WHILE I WAS DYING IN HOSPITAL.
He would be here tomorrow, then. But no! Tomorrow came and Mao didn’t. His paperwork, a vast volume of credentials about his health and vaccinations and destinations, had only been included in Portuguese and not English and certainly not Dutch! And to further complicate things it was now a public holiday in Australia and nothing could be done.
So I drove home and built a kitchen from old wine crates. That night they were able to say that they had found someone in Holland to translate the documents and that he’d be ready to fly on Tuesday. Cargo space pending…
Back I went to the airport and several hours of to-ing and fro-ing and he was coming and he wasn’t coming, and he’d landed and was fine and he had landed and there was something wrong! And they’d sent him back to the vet!
Wait. Wait. Wait. A very nervous young woman approaches me. Ele… não tem dentes? Yes, he has no teeth! I tell her, much to her relief. Mao has no teeth, and that’s OK.
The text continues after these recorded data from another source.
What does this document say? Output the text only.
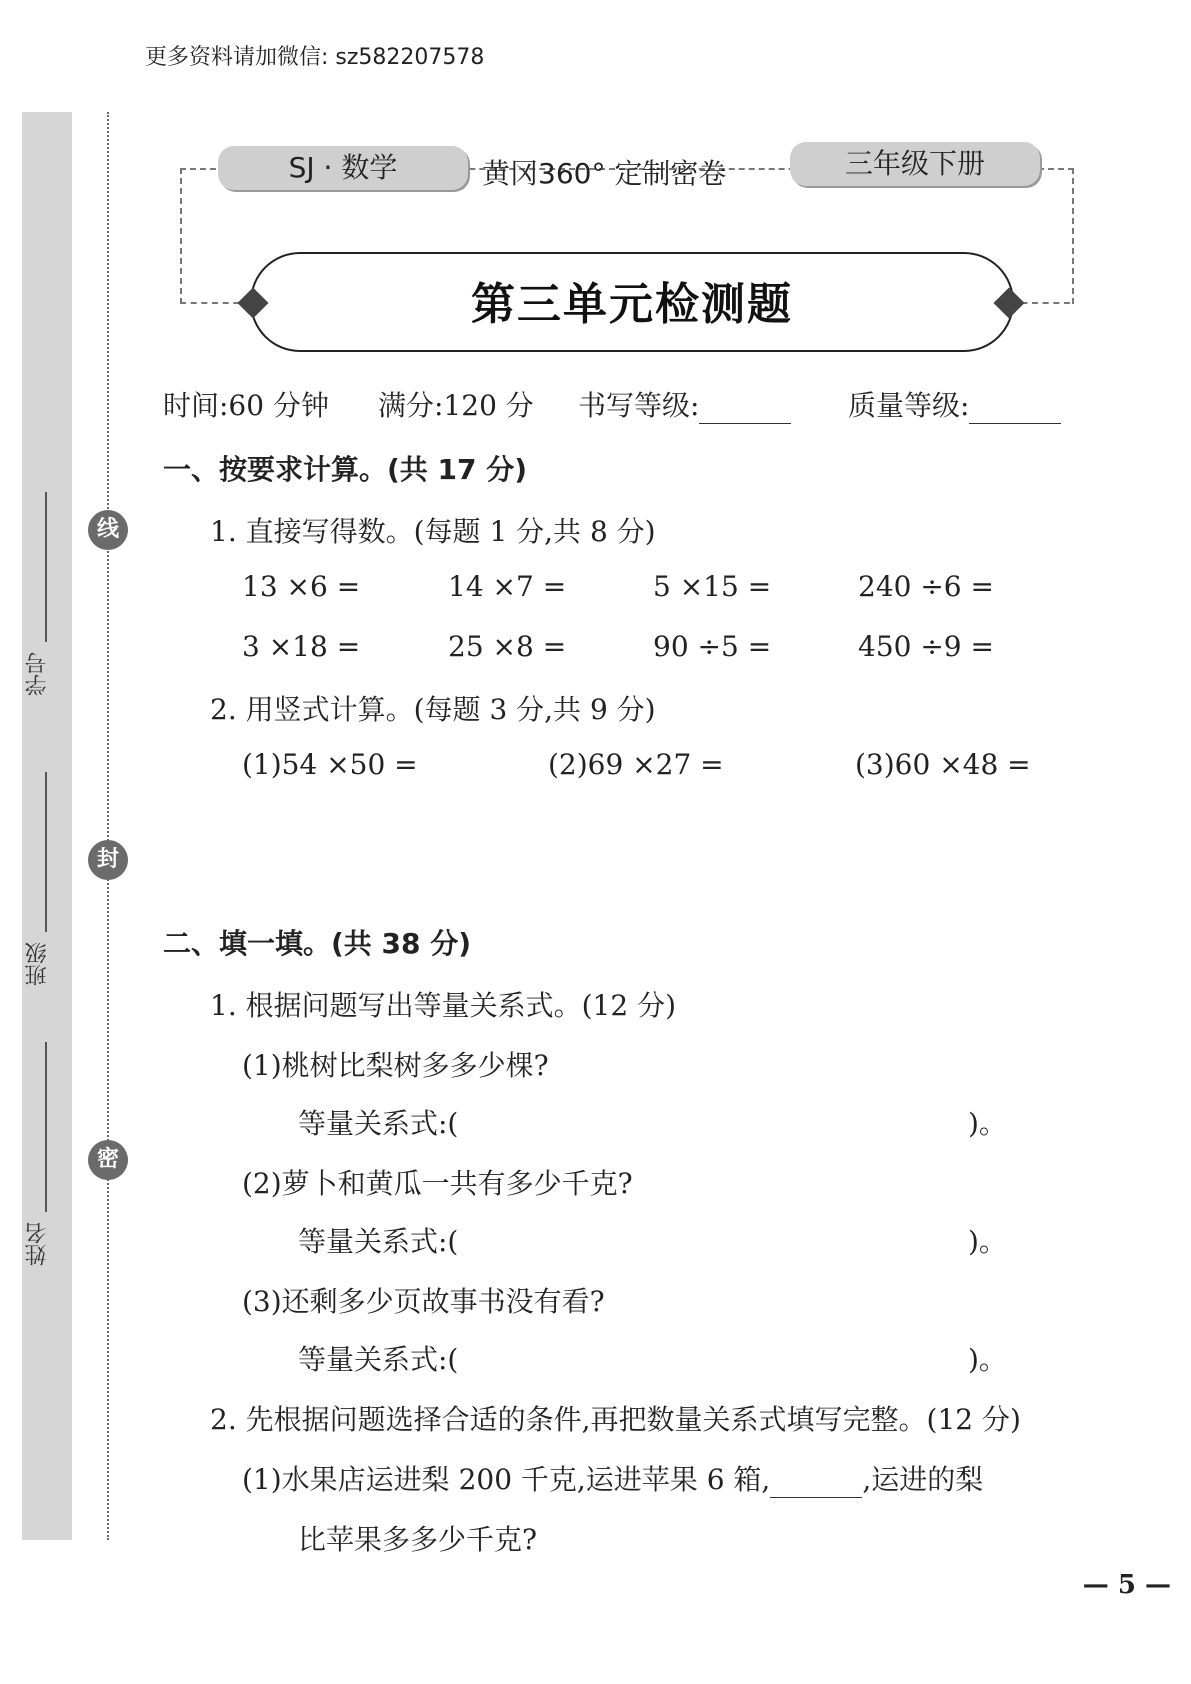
更多资料请加微信: sz582207578
姓名
班级
学号
线
封
密
SJ · 数学	黄冈360° 定制密卷	三年级下册
第三单元检测题
时间:60 分钟 满分:120 分 书写等级:	质量等级:
一、按要求计算。(共 17 分)
1. 直接写得数。(每题 1 分,共 8 分)
13 ×6 =	14 ×7 =	5 ×15 =	240 ÷6 =
3 ×18 =	25 ×8 =	90 ÷5 =	450 ÷9 =
2. 用竖式计算。(每题 3 分,共 9 分)
(1)54 ×50 =	(2)69 ×27 =	(3)60 ×48 =
二、填一填。(共 38 分)
1. 根据问题写出等量关系式。(12 分)
(1)桃树比梨树多多少棵?
等量关系式:(	)。
(2)萝卜和黄瓜一共有多少千克?
等量关系式:(	)。
(3)还剩多少页故事书没有看?
等量关系式:(	)。
2. 先根据问题选择合适的条件,再把数量关系式填写完整。(12 分)
(1)水果店运进梨 200 千克,运进苹果 6 箱,	,运进的梨
比苹果多多少千克?
— 5 —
The blokes in the cargo pickup queue were mighty curious about what a girl was doing in their queue and all the attention she was getting from the airport staff. So curious in fact, when my crate finally arrived they all gathered around it. I was so nervous I almost chucked again. I very carefully opened the cage door and put my hand inside…
and Mao was purring. Purring madly. It had been a great voyage!